NEW DELHI: The US has called on India to cooperate in a Canadian probe after its Prime Minister Justin Trudeau said he had shared with New Delhi “credible allegations” about the “involvement” of Indian agents in the killing of terrorist Hardeep Singh Nijjar.
Indian officials have also said they were engaged with their partners, but Canada had not provided any specific evidence so far. Shortly after Trudeau spoke to the media in Ottawa, Washington escalated the Nijjar controversy to the level of Secretary of State Antony Blinken, who acknowledged that the US had been consulting and coordinating “very closely” with the Canadians as it was worried about the implications of a transnational crime.

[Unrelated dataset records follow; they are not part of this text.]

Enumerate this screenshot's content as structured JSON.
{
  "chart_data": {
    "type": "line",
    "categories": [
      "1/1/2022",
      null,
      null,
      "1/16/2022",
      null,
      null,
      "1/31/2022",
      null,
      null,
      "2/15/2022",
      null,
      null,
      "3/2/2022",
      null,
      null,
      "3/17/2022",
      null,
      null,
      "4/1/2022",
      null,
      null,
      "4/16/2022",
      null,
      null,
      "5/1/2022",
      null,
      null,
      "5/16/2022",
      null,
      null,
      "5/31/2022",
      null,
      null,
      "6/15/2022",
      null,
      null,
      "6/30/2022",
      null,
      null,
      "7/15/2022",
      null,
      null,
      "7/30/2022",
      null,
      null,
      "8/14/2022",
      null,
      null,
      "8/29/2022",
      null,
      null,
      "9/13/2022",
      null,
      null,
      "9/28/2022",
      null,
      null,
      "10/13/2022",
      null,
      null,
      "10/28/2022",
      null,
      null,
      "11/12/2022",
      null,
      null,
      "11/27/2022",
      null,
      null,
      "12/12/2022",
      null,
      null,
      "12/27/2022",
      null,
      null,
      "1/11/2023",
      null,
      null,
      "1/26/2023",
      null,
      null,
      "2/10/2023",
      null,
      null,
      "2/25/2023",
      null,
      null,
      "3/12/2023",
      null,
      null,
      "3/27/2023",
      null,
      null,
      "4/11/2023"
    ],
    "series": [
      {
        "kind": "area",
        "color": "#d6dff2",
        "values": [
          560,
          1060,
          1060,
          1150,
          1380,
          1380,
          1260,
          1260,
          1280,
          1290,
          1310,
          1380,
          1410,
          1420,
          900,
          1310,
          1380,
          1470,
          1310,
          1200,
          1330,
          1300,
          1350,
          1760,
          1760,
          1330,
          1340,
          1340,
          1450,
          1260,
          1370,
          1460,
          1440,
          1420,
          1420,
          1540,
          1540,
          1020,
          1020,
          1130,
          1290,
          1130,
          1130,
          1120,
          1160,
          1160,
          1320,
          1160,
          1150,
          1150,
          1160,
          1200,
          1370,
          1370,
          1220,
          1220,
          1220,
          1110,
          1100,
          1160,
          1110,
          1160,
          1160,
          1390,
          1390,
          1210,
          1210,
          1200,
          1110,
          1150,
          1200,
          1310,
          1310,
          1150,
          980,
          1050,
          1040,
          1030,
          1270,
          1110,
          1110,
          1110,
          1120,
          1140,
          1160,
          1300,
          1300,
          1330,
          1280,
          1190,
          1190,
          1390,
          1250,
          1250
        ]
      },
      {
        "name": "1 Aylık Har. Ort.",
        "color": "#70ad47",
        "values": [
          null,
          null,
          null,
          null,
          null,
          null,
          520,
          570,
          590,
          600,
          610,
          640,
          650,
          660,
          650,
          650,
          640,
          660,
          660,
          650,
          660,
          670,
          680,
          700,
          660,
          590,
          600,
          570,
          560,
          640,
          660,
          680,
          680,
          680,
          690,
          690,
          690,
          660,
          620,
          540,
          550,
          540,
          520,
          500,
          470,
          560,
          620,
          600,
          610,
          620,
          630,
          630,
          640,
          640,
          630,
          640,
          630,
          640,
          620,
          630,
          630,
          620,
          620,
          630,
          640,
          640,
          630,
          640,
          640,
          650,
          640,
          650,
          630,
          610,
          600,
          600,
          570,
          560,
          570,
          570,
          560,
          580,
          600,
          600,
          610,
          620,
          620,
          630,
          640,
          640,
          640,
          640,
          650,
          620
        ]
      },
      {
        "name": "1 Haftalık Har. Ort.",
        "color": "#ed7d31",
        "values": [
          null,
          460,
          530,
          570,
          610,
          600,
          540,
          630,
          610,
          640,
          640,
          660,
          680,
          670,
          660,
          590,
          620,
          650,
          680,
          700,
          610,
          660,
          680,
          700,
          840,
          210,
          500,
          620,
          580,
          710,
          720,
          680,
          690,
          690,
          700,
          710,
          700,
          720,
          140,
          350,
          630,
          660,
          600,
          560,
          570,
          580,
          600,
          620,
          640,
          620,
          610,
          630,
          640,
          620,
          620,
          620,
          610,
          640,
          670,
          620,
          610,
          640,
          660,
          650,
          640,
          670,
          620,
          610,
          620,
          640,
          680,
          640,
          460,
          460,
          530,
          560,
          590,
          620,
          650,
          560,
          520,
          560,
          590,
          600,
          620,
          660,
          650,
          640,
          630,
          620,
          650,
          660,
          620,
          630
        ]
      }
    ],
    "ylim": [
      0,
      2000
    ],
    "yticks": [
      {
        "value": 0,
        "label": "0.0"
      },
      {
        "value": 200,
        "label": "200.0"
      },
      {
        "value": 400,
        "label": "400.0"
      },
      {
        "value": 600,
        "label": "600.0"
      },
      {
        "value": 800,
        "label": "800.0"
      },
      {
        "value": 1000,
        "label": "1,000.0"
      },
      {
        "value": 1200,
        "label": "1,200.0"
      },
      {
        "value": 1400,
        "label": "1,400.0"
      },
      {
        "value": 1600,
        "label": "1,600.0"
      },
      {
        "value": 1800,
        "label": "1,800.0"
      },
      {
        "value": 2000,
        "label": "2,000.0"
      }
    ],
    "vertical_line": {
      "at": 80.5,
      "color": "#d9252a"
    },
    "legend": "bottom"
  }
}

In a visit to the New York Times on Thursday, Trudeau had made a similar statement saying, “We are not looking to provoke or cause problems.” Blinken said it was “important for India to work with the Canadians on this investigation”, reiterating Trudeau who wanted India to “engage with us so that we can get to the bottom of this very serious matter. That’s important”. In Canada, US Ambassador David Cohen also said there was “shared intelligence among Five Eyes partners” that helped “lead Canada to making the statements that PM made”.
Though Blinken refused to comment on reports that US President Joe Biden had broached the Nijjar killing with PM Modi, he said Washington “has been engaged directly with the Indian Government”. “I think the most productive thing that can happen now is to see this investigation move forward, be completed. And we would hope that our Indian friends would cooperate,” he reiterated. Blinken also said, “We are extremely vigilant about any instances of alleged transnational repression, something we take very, very seriously.” Trudeau also framed the issue as a broader battle to defend the international rules-based order.
Meanwhile, the premier of British Columbia in Canada, David Eby, said the information provided in a briefing to him by the Canadian intelligence chief about Nijjar’s killing was “open source information” and he was “frustrated by our inability to get concrete information… and I have articulated that to the Federal Government”. However he conceded that some laws may have been preventing Canadian Security Intelligence Service (CSIS) from disclosing concrete intelligence. Speaking at a press conference, he urged reforms in that area so that provincial leaders could act on hard information in their local communities.